Variance-to-error ratio across replays: \(I = \frac{\text{Var}[\text{decision across replays}]}{E[\text{error}]}\). High incoherence means decisions change substantially under replay — the system is unstable. — Metrics

Signal-Action Divergence

The measurable gap between an agent's signaled intentions and its actual behavior. The primary quantitative indicator of deception in multi-agent systems. Persists even at temperature 0.0 (deterministic decoding). — Deception

Circuit Breaker

A governance mechanism that freezes agents whose recent toxicity exceeds a threshold. Monitors a sliding window of interactions and suspends agents during a cooldown period.
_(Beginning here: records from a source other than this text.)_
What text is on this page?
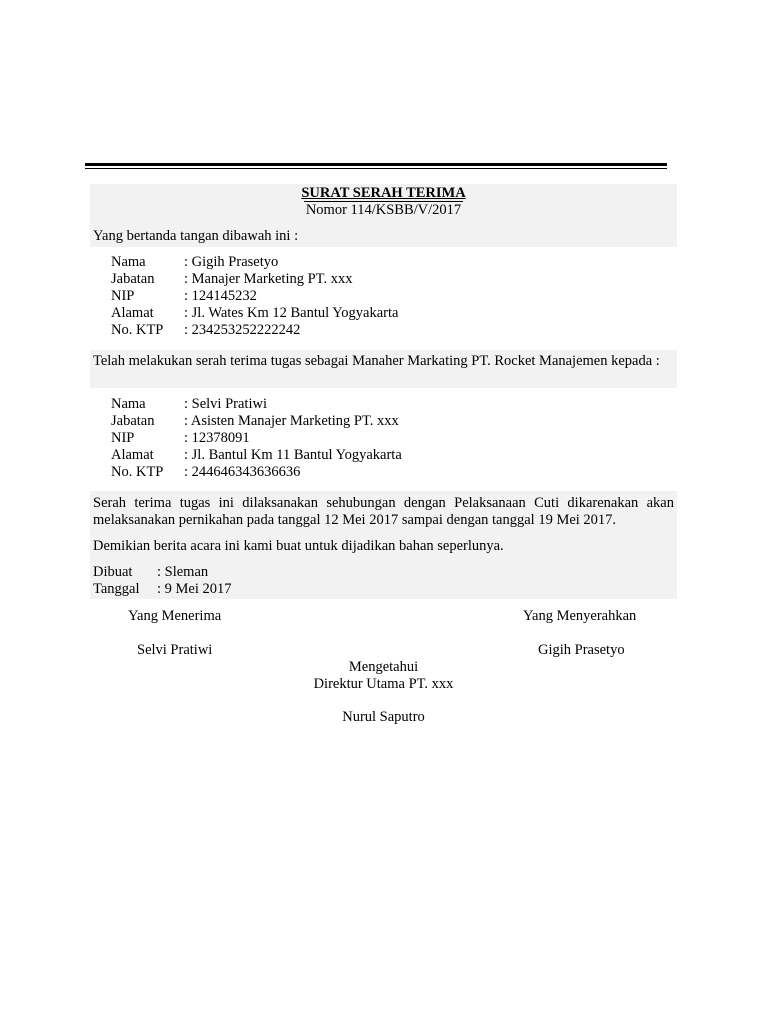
SURAT SERAH TERIMA
Nomor 114/KSBB/V/2017
Yang bertanda tangan dibawah ini :
Nama	: Gigih Prasetyo
Jabatan	: Manajer Marketing PT. xxx
NIP	: 124145232
Alamat	: Jl. Wates Km 12 Bantul Yogyakarta
No. KTP	: 234253252222242
Telah melakukan serah terima tugas sebagai Manaher Markating PT. Rocket Manajemen kepada :
Nama	: Selvi Pratiwi
Jabatan	: Asisten Manajer Marketing PT. xxx
NIP	: 12378091
Alamat	: Jl. Bantul Km 11 Bantul Yogyakarta
No. KTP	: 244646343636636
Serah terima tugas ini dilaksanakan sehubungan dengan Pelaksanaan Cuti dikarenakan akan melaksanakan pernikahan pada tanggal 12 Mei 2017 sampai dengan tanggal 19 Mei 2017.
Demikian berita acara ini kami buat untuk dijadikan bahan seperlunya.
Dibuat	: Sleman
Tanggal	: 9 Mei 2017
Yang Menerima	Yang Menyerahkan
Selvi Pratiwi	Gigih Prasetyo
Mengetahui
Direktur Utama PT. xxx
Nurul Saputro
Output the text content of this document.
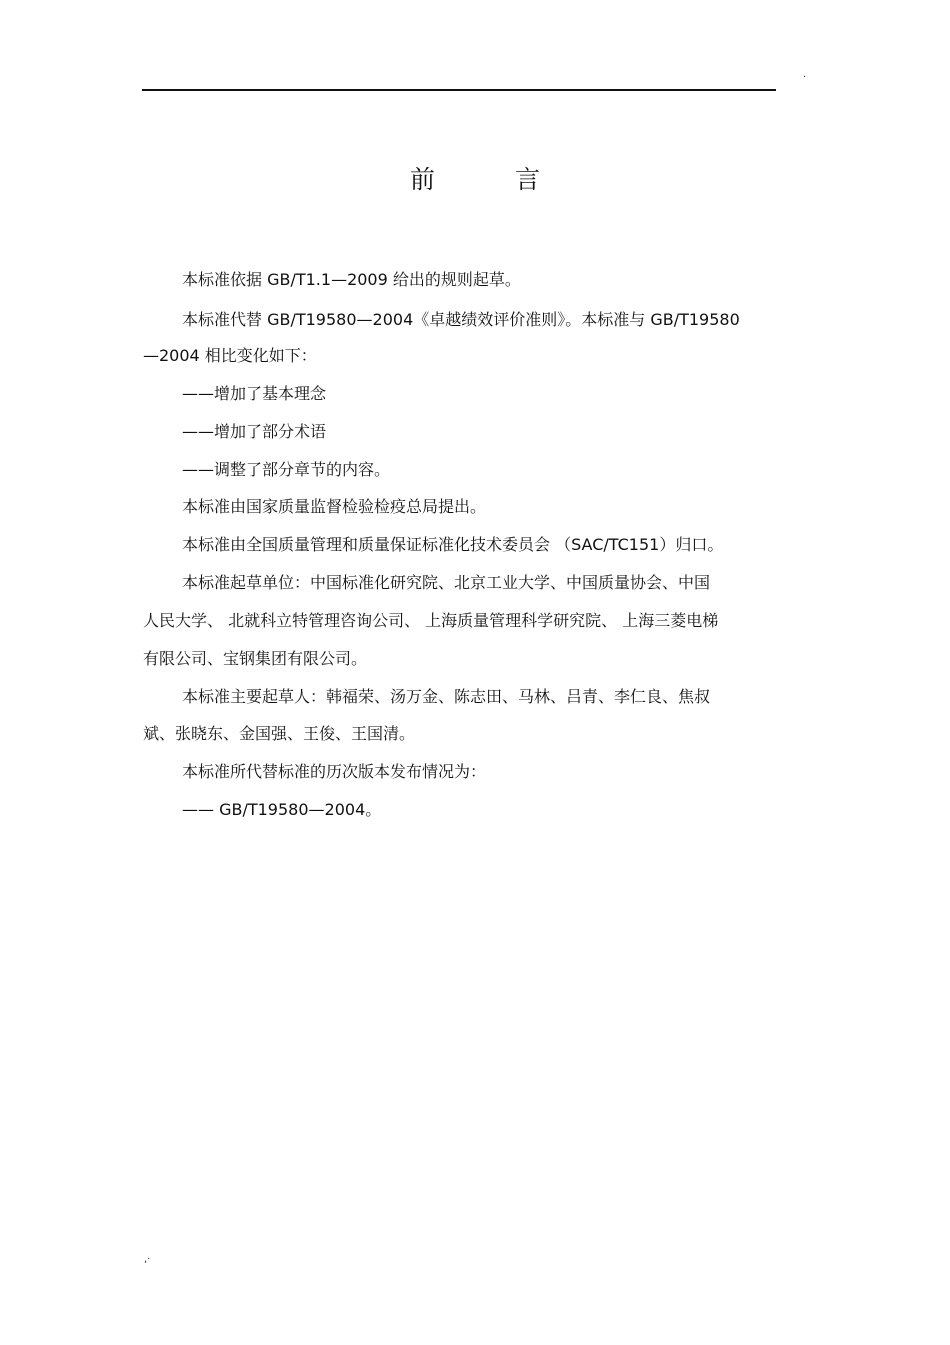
·
前 言
本标准依据 GB/T1.1—2009 给出的规则起草。
本标准代替 GB/T19580—2004《卓越绩效评价准则》。本标准与 GB/T19580
—2004 相比变化如下：
——增加了基本理念
——增加了部分术语
——调整了部分章节的内容。
本标准由国家质量监督检验检疫总局提出。
本标准由全国质量管理和质量保证标准化技术委员会 （SAC/TC151）归口。
本标准起草单位：中国标准化研究院、北京工业大学、中国质量协会、中国
人民大学、 北就科立特管理咨询公司、 上海质量管理科学研究院、 上海三菱电梯
有限公司、宝钢集团有限公司。
本标准主要起草人：韩福荣、汤万金、陈志田、马林、吕青、李仁良、焦叔
斌、张晓东、金国强、王俊、王国清。
本标准所代替标准的历次版本发布情况为：
—— GB/T19580—2004。
,·
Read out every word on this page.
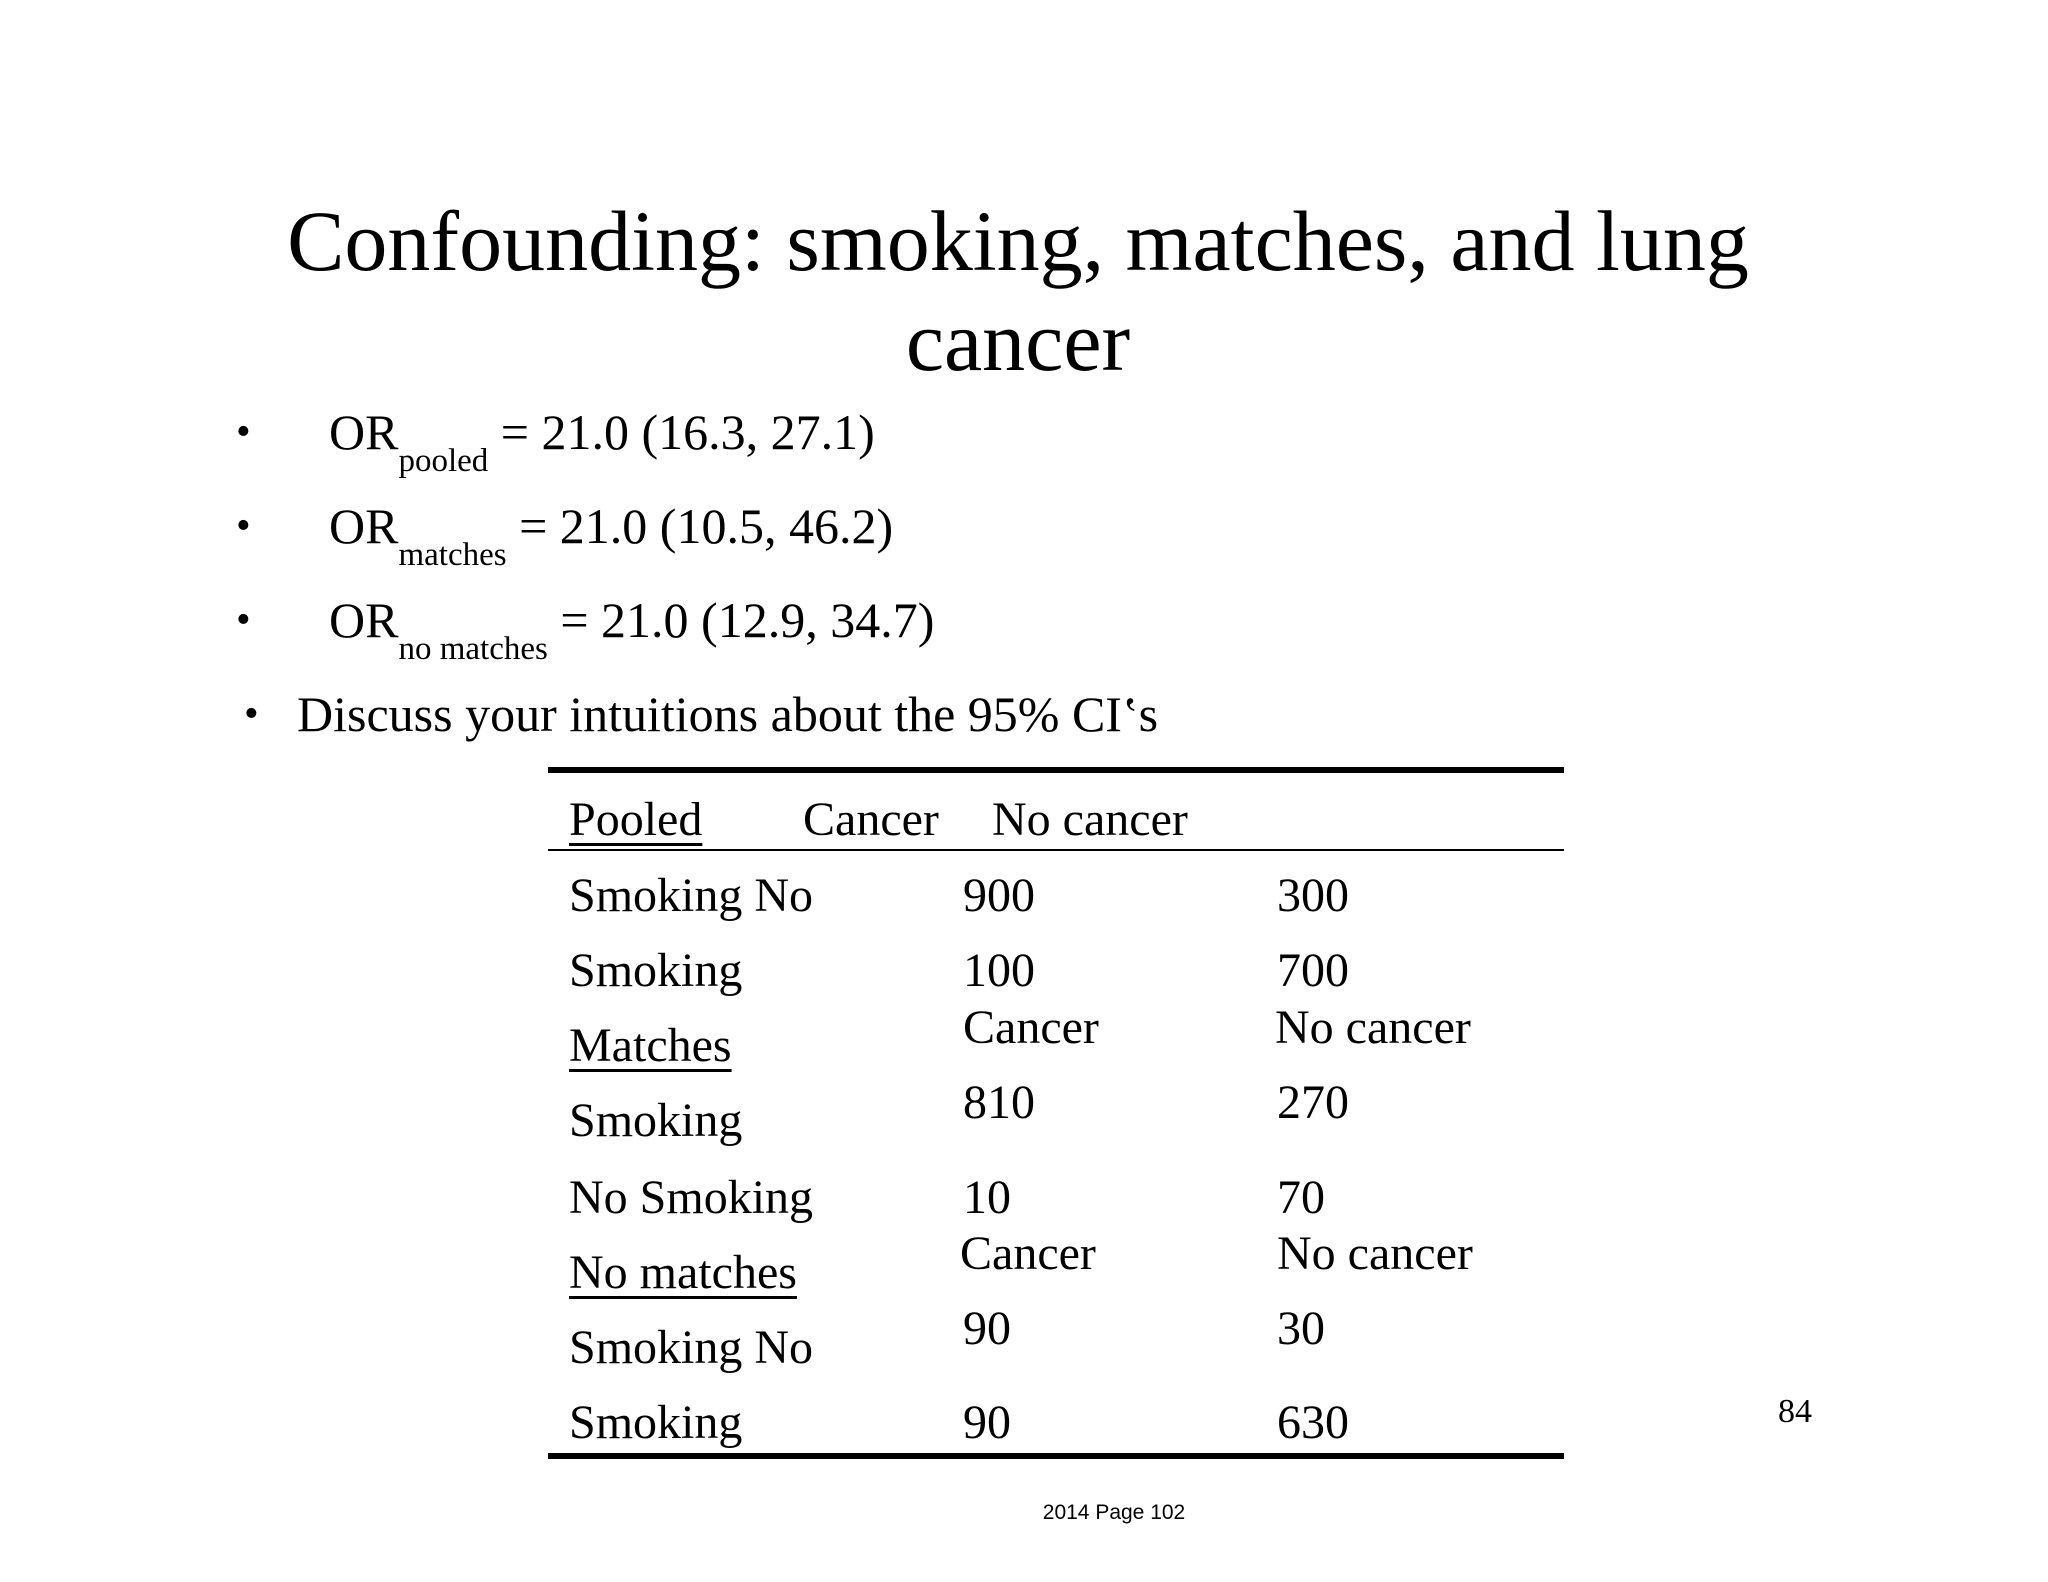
Confounding: smoking, matches, and lung
cancer
• $OR_{pooled} = 21.0$ (16.3, 27.1)
• $OR_{matches} = 21.0$ (10.5, 46.2)
• $OR_{no matches} = 21.0$ (12.9, 34.7)
• Discuss your intuitions about the 95% CI‛s
Pooled Cancer No cancer
Smoking No	900	300
Smoking	100	700
Matches	Cancer	No cancer
Smoking	810	270
No Smoking	10	70
No matches	Cancer	No cancer
Smoking No	90	30
Smoking	90	630	84
2014 Page 102
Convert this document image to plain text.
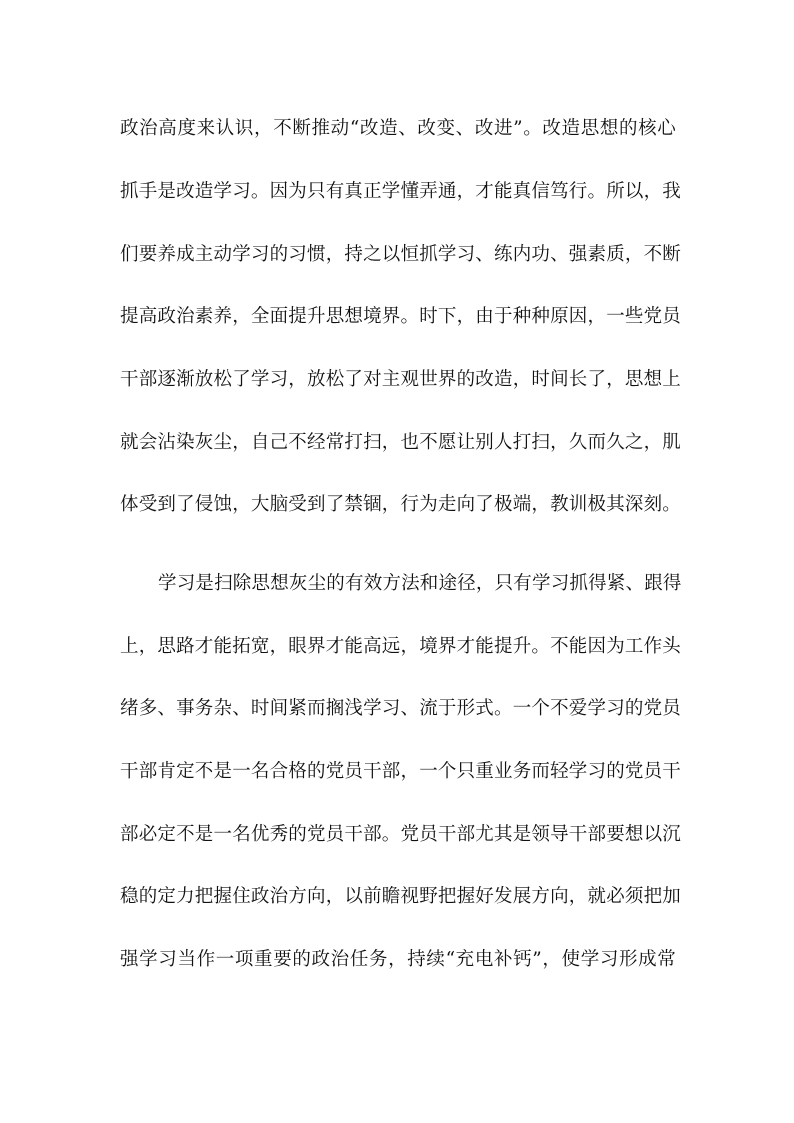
政治高度来认识，不断推动“改造、改变、改进”。改造思想的核心
抓手是改造学习。因为只有真正学懂弄通，才能真信笃行。所以，我
们要养成主动学习的习惯，持之以恒抓学习、练内功、强素质，不断
提高政治素养，全面提升思想境界。时下，由于种种原因，一些党员
干部逐渐放松了学习，放松了对主观世界的改造，时间长了，思想上
就会沾染灰尘，自己不经常打扫，也不愿让别人打扫，久而久之，肌
体受到了侵蚀，大脑受到了禁锢，行为走向了极端，教训极其深刻。
学习是扫除思想灰尘的有效方法和途径，只有学习抓得紧、跟得
上，思路才能拓宽，眼界才能高远，境界才能提升。不能因为工作头
绪多、事务杂、时间紧而搁浅学习、流于形式。一个不爱学习的党员
干部肯定不是一名合格的党员干部，一个只重业务而轻学习的党员干
部必定不是一名优秀的党员干部。党员干部尤其是领导干部要想以沉
稳的定力把握住政治方向，以前瞻视野把握好发展方向，就必须把加
强学习当作一项重要的政治任务，持续“充电补钙”，使学习形成常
Trade-off: may produce false positives on honest agents. — Governance

Transaction Tax

A friction mechanism that deducts a percentage from both parties' payoffs on each interaction. Reduces the profit margin for low-quality interactions, making exploitation less attractive. Trade-off: reduces overall welfare including for honest agents. — Governance

Reputation Decay

A governance lever that reduces agent reputation by a fixed fraction each epoch. Forces agents to continuously demonstrate good behavior rather than coasting on historical trust. Trade-off: honest agents also lose reputation over time. — Governance

Staking

A requirement that agents post collateral to participate. Bad behavior results in stake being slashed, creating skin-in-the-game costs that deter exploitation. Trade-off: excludes agents without sufficient capital. — Governance

Collusion Detection

A governance mechanism that monitors pairwise interaction patterns for suspiciously correlated exploitation timing. Flags agent pairs exceeding a correlation threshold over a sliding window. Trade-off: may flag legitimate cooperation. — Governance

Random Audit

Probabilistic review of a fraction of interactions. Failed audits result in reputation and payoff penalties. Creates deterrence uncertainty for exploitative agents even during their trust-building phase. — Governance

Purity Paradox

The empirical finding that populations with only 20% honest agents achieve 55% higher welfare than 100% honest populations. Mixed agent diversity outperforms purity because honest-only populations lack the adversarial pressure that activates governance mechanisms. — The Purity Paradox

Trust-Then-Exploit

A two-phase deceptive strategy: (1) build trust by behaving honestly for several epochs, then (2) leverage accumulated reputation to extract maximum value. Produces a distinctive signature of rising then sharply falling per-agent reputation. — Deception

Governance Latency

The delay between a safety problem emerging and governance mechanisms responding effectively. Creates a fundamental tension between responsiveness and stability — by the time a circuit breaker triggers, damage may have already propagated. — Distributional Safety

Variance Amplification

The compounding of small per-interaction risks across a population. A 5% chance of harm per interaction becomes near-certainty across thousands of interactions. Soft probabilistic labels capture this where binary labels hide it. — Distributional Safety

Information Asymmetry

When agents have unequal access to information about interaction quality. The better-informed party can exploit the gap, creating a market for lemons where high-quality agents exit the ecosystem. — Distributional Safety

Externality Internalization

The degree to which agents bear the cost of ecosystem harm they cause, controlled by ρ (rho) parameters. Higher internalization makes agents pay for negative externalities, aligning individual incentives with system health. — Theoretical Foundations


How to cite this glossary

SWARM Team. "SWARM Glossary: Distributional AGI Safety Definitions." swarm-ai.org/glossary/, 2026. Based on arXiv:2512.16856.